Gilchrist and Ruben Brown, the other Bills inductee in the Buffalo sports hall class of 2011, make it 29 Bills in the GBSHOF. Phil Hansen is the 2011 Wall of Fame inductee. He will be the 27th WOF member.
Those in the GBSOF but not on the WOF are: Gilchrist, Brown, Butch Byrd, Steve Christie, Shane Conlan, Paul Maguire, Bill Polian and Lou Saban.
Those in the WOF but not the GBSOF are: Hansen, Robert James, Bob Kalsu, Pat McGroeder, Jim Ritcher and "the 12th Man."

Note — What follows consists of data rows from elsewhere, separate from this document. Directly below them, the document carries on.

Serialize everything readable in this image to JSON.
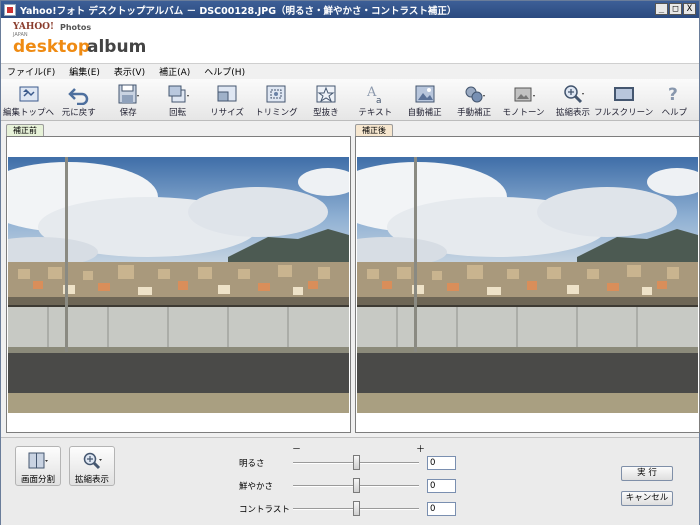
{
  "window": {
    "title": "Yahoo!フォト デスクトップアルバム － DSC00128.JPG（明るさ・鮮やかさ・コントラスト補正）",
    "minimize": "_",
    "maximize": "□",
    "close": "X"
  },
  "logo": {
    "yahoo": "YAHOO!",
    "japan": "JAPAN",
    "photos": "Photos",
    "desktop": "desktop",
    "album": "album"
  },
  "menu": [
    {
      "label": "ファイル(F)"
    },
    {
      "label": "編集(E)"
    },
    {
      "label": "表示(V)"
    },
    {
      "label": "補正(A)"
    },
    {
      "label": "ヘルプ(H)"
    }
  ],
  "toolbar": [
    {
      "label": "編集トップへ",
      "icon": "edit-top-icon"
    },
    {
      "label": "元に戻す",
      "icon": "undo-icon"
    },
    {
      "label": "保存",
      "icon": "save-icon"
    },
    {
      "label": "回転",
      "icon": "rotate-icon"
    },
    {
      "label": "リサイズ",
      "icon": "resize-icon"
    },
    {
      "label": "トリミング",
      "icon": "crop-icon"
    },
    {
      "label": "型抜き",
      "icon": "cutout-icon"
    },
    {
      "label": "テキスト",
      "icon": "text-icon"
    },
    {
      "label": "自動補正",
      "icon": "auto-correct-icon"
    },
    {
      "label": "手動補正",
      "icon": "manual-correct-icon"
    },
    {
      "label": "モノトーン",
      "icon": "monotone-icon"
    },
    {
      "label": "拡縮表示",
      "icon": "zoom-icon"
    },
    {
      "label": "フルスクリーン",
      "icon": "fullscreen-icon"
    },
    {
      "label": "ヘルプ",
      "icon": "help-icon"
    }
  ],
  "panels": {
    "before_tab": "補正前",
    "after_tab": "補正後"
  },
  "bottom": {
    "split_label": "画面分割",
    "zoom_label": "拡縮表示",
    "minus": "－",
    "plus": "＋",
    "sliders": [
      {
        "label": "明るさ",
        "value": "0",
        "level": 0.5
      },
      {
        "label": "鮮やかさ",
        "value": "0",
        "level": 0.5
      },
      {
        "label": "コントラスト",
        "value": "0",
        "level": 0.5
      }
    ],
    "run_label": "実 行",
    "cancel_label": "キャンセル"
  },
  "colors": {
    "titlebar": "#2a4a7f",
    "logo_orange": "#ef8b13",
    "before_tab": "#e7f2d8",
    "after_tab": "#f7e7cf"
  }
}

The governor of Hawaii is a Western New York native, and he’s taking a pro-taxpayer stand against a subsidy for the NFL. The Hawaii Tourism Authority is paying the NFL $4 million a year for 2011 and 2012 to bring the Pro Bowl to Honolulu. The governor, Neil Abercrombie, says this is a waste of taxpayer money and the state should not kick in a subsidy to extend the deal for the all-star game. Abercrombie graduated from Williamsville High School in the 1950s then got a bachelor’s degree from Union College in Schenectady in 1959. The Transportation Authority says the Pro Bowl brings in $28 million in visitor spending, which netted $3 million in state taxes last year. The governor says the money would be better spent elsewhere.
Said Abercrombie last week: “You've got this spectacle of these multi-millionaires and billionaires out there arguing about how they're gonna divide it up and then they come and ask us to bribe them with $4 million to have a scrimmage out here in paradise. We've got to get our values straight and our priorities straight.”